IDM Management, Technology or Service?
Schultz claims that it's critically important to achieve "a genuine understanding of the fundamental difference between identity management and identity management technology". IDM projects that begin with the premise that the organization simply needs new identity management solution to improve its security often stall or fail. This claim applies to Identity Management-as-a-service (IDMaaS) as well.
This story offers a good lesson for any organization that's about to launch an IDM initiative.
An organization had several minor incidents, all shown to be related to password sharing. The problem was presented to management as, "Our users have too many passwords to remember so they often ask their colleagues to share accounts when they forget their own." The organization introduced an appliance-based IDM technology to implement single sign-on to simplify password use and thereby address the sharing problem, but they left in place a password policy that allowed short, static passwords. Password related incidents continued, some with graver results. |
Image by danhuby |
The "new" problem was presented to management, who decided that the organization should revise its password policy and instructed IT to define and implement an identity policy that exceeded industry best practices. IT complied and implemented quality checks to ensure that all passwords met minimum length, complexity, rotation, and a 30 day maximum lifetime criteria. Users also had to request password resets from IT in person. Users wrote passwords on Post-It notes or shared passwords to avoid the inconvenience of visiting The IT Crowd for password resets. |
Photo by dmountain |
The lesson? Identity management requires careful planning at several levels - policy, awareness, technology, and implementation - to assure that the organization invests wisely in technology or (cloud) services.
IDM must be pervasive
Schultz asserts that an identity management effort is "good only to the degree that the resulting mechanisms and processes are pervasive..." and that it must affect "every access to every system, network, application and database - with no exceptions." I strongly agree. An organization can't enforce an identity policy that applies to staff but makes exceptions to executives, or a policy that fails to address the challenges that guests, contractors, federations, or mobility introduce. Similarly, an organization can't enforce an identity policy that is readily circumvented by staff who choose to ignore policy for convenience's sake, install a departmental database, and use the built-in user account system.
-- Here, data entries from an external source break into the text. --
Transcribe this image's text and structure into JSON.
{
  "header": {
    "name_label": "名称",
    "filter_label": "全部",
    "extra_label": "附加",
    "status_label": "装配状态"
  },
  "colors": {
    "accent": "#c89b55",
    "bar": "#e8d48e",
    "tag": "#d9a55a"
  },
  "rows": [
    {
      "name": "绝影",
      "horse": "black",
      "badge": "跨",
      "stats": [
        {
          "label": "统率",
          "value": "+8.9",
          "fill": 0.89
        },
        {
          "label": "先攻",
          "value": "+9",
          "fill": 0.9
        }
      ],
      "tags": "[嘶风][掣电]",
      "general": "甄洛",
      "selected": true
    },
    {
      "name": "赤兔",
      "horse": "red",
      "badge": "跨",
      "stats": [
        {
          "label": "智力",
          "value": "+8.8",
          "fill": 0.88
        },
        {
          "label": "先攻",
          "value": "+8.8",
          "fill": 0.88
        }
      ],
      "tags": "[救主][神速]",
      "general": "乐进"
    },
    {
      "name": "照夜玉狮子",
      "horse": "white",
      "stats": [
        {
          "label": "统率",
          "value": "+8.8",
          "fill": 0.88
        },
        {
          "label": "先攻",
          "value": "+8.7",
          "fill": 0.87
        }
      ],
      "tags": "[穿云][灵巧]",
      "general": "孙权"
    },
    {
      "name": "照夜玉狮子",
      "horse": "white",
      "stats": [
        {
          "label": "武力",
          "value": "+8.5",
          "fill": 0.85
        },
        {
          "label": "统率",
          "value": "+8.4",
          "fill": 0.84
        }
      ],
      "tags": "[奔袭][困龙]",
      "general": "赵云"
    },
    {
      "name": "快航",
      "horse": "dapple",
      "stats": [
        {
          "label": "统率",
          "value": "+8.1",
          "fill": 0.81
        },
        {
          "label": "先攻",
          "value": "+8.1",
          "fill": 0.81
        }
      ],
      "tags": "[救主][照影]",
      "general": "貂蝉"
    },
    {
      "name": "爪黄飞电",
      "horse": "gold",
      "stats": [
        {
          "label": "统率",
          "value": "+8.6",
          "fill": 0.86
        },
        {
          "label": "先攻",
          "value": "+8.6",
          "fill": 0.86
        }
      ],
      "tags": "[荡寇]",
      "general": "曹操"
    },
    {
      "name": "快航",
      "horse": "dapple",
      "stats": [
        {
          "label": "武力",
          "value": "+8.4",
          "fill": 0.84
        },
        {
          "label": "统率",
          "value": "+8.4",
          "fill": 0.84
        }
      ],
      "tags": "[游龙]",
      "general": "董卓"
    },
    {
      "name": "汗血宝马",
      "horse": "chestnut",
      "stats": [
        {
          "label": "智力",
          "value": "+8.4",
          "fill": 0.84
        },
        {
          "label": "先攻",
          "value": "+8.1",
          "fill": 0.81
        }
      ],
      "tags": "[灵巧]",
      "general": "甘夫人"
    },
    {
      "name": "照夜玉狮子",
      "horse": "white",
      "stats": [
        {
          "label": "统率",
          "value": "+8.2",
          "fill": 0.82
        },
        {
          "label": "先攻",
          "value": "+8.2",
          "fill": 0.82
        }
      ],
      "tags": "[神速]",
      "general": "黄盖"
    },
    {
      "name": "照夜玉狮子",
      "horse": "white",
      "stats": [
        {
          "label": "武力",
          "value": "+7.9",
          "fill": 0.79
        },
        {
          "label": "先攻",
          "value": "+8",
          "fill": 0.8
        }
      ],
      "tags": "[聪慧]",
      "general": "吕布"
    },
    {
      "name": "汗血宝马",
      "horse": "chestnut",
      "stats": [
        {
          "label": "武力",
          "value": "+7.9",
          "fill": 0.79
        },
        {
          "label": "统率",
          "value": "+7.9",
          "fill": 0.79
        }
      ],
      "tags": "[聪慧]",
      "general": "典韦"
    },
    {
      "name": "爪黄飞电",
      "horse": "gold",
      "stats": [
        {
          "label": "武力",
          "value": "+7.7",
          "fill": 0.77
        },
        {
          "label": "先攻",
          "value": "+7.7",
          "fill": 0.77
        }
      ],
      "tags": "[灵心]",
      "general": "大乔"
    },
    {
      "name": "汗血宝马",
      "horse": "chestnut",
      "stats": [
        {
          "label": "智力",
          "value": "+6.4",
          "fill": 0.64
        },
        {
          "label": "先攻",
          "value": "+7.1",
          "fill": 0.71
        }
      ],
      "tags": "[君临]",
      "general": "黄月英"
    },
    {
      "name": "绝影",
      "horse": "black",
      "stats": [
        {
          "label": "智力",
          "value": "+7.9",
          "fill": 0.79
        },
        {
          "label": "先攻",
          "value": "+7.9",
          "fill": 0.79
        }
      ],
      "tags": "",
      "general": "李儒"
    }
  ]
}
Any organization that is considering identity management must consider mobility. This requirement imposes an additional burden on IDM solutions, i.e, organizations must be able to apply them to every access, by every user, from any endpoint. To satisfy this requirement organizations must think beyond the traditional Triple-A (Authentication, Authorization, Auditing) and consider authenticity (data integrity and data origin verification) and admission control measures (verifying that an endpoint device poses no threat to an organization's information and networking asset before granting a user access via that endpoint device). For more on this Quint-A approach, read Improve your branch office security, one "A" at a time.
Does IDMaaS force an IDM "reset"?
Kim Cameron suggests that moving IDM into the cloud is a change of such a dramatic nature that it constitutes a reset. Other sources claim IDMaaS is no longer optional but foundational. I imagine that Eugene Schultz would downplay the debate over whether or not to "go cloud" and continue to emphasize the importance of developing requirements, setting criteria to assure that the identity solution scales well, is not overly complex, and is compatible with the existing IT environment. Emerging Identity Management-as-a-service solutions purport to satisfy these organizational needs. The recommendations Schultz presents in his article are as useful when assessing cloud solutions in 2012 as they were for assessing IDM solutions and technology in 2008.